The best time in all of 2013 to see the planet Saturn is in late April and May. Earth will pass between Saturn and the sun late this month – April 28, 2013. Want to spot Saturn? Let the Big Dipper introduce you to it. You can always use a star-hopping trick to find the star Spica in any year. In April 2013, look for Saturn to follow Spica into the starry sky at early to mid-evening. The phrase is: follow the arc to Arcturus and drive a spike to Spica.
We’ve shrunk the scale of today’s chart in order to take a wide sweep of sky from northeast to southeast. So when you look in the sky for these stars, know you’ll be looking at a broad expanse of sky – generally eastward in the evening. Why eastward in the evening? Because Spica rises over the southeast horizon around nightfall and Saturn follows suit an hour or so later.

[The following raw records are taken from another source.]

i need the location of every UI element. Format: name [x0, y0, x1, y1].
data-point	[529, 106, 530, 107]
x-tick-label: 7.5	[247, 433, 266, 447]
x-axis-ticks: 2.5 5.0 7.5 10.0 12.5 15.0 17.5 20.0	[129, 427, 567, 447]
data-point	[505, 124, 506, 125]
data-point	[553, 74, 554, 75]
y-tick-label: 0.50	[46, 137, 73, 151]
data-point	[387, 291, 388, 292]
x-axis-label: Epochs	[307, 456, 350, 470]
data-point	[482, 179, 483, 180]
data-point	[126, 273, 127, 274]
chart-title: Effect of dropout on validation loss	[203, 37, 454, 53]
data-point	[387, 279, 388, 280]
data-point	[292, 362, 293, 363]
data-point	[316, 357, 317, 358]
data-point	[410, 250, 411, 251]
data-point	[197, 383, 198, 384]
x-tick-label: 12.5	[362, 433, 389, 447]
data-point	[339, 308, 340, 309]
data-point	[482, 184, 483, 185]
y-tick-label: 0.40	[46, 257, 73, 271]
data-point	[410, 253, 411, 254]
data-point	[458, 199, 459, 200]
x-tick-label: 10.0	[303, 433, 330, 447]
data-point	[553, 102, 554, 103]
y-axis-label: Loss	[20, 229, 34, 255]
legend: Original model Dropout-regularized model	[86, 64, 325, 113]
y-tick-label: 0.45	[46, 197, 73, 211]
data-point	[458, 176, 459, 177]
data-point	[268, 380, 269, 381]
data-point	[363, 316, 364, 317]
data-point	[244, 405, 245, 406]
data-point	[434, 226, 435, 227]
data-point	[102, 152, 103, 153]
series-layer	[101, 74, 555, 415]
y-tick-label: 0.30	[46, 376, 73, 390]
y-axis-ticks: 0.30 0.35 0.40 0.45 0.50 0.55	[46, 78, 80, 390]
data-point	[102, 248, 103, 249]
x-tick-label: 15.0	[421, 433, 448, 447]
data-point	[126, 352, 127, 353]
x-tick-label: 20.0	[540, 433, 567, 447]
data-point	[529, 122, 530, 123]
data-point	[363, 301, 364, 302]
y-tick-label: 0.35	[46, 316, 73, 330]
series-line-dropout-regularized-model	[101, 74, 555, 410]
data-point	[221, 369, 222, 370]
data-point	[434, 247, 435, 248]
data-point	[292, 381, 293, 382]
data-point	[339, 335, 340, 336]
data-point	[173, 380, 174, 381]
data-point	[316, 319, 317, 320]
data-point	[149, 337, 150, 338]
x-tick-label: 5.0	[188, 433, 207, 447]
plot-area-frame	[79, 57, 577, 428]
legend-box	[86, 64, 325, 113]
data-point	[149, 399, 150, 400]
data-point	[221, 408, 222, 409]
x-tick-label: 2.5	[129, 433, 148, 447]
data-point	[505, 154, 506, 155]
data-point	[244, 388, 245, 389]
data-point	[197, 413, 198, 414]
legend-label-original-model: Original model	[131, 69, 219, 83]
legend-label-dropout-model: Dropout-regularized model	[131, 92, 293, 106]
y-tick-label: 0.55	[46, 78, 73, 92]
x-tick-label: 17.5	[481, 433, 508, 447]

Follow the arc to Arcturus, and drive a spike to Spica. Find the Big Dipper in the northeast in the evening sky, and follow the curve in the Big Dipper’s handle to the star Arcturus in the constellation Bootes: follow the arc to Arcturus. Now extend the curve in the handle into the southeastern sky: drive a spike to Spica.
At mid-northern latitudes, Saturn should clear the southeast horizon at about 9:30 to 10:30 p.m. local daylight saving time. Hold your fist at an arm length, and then look for Saturn about one and one-half fist-widths below Spica. The planet will shine with a golden color, and, if you contrast it to the star, you will find it doesn’t twinkle as stars do.
Spica in the constellation Virgo looks like one star, but this single point of light is really a multiple star system – with at least two member stars and possibly more – located an estimated distance of 262 light-years away. Spica’s constellation, Virgo, is so large and rambling and difficult to see that we haven’t marked it. But you can look for a little squarish figure to the upper right of Spica on the chart at right. This square star pattern is the constellation Corvus the Crow.
As Earth travels around the sun, all the stars rise four minutes earlier each day. Thus these stars – and the planet Saturn – will be rising earlier and appearing higher in the sky earlier in the evening in the coming months.
Use the Big Dipper to arc to Arcturus and spike Spica – and drop down to Saturn – on these springtime 2013 evenings!